Kübekháza (Kübeckhausen) is a settlement (village) in Csongrád-Csanád County, in Hungary. It is situated directly near the Romanian-Serbian-Hungarian triple border point, also known as the Triplex Confinium. A border crossing to Serbia opened in October 2019, ending the century of isolation of the neighbouring Serbian village of Rabe. The village has an area of 27.31 km2 and 1418 inhabitants.

== History ==
Kübekháza was founded in 1844 by the settlement of tobacco farmers. Starting in the 1850s, increasing numbers of impoverished Hungarian farmers left the village, and were replaced by Banat Swabians.

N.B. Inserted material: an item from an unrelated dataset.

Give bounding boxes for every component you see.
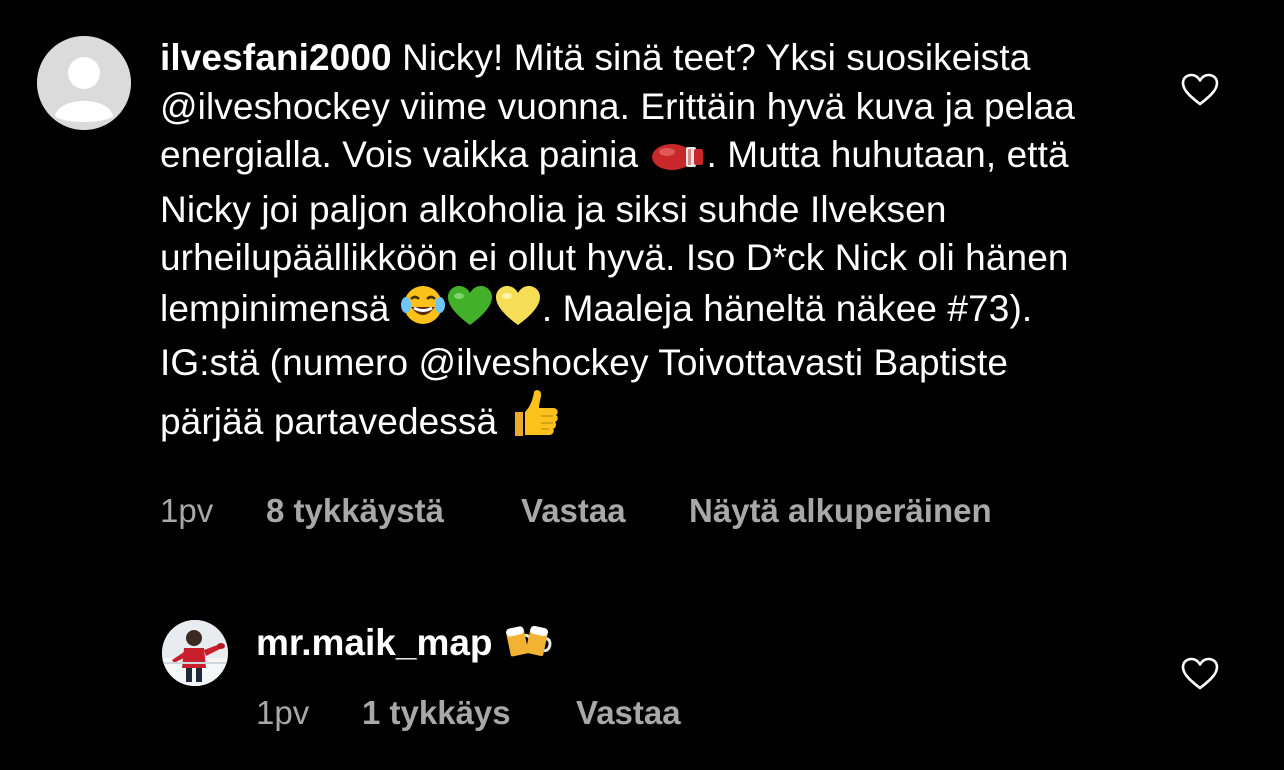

By the start of the Second World War around 20% of the village's population was German. Many Swabians fled the village before the advance of the Red Army, since the majority of male Swabian villagers were SS-volunteers. The remaining Germans were forcibly expelled in the following years, and in 2020 the town's German population was less than 0.8%. However, the village still honours its German heritage with street signs and boards that displaying information in German alongside Hungarian.

The village was named after the Austrian statesman Karl Friedrich von Kübeck (Kübeck Károly Frigyes). Kübeck did not take direct action in the foundation of the settlement and likely never visited Kübekháza.

== Culture ==
The settlement is sometimes called operetta-village because of the operetta-festival held with famous participants every summer.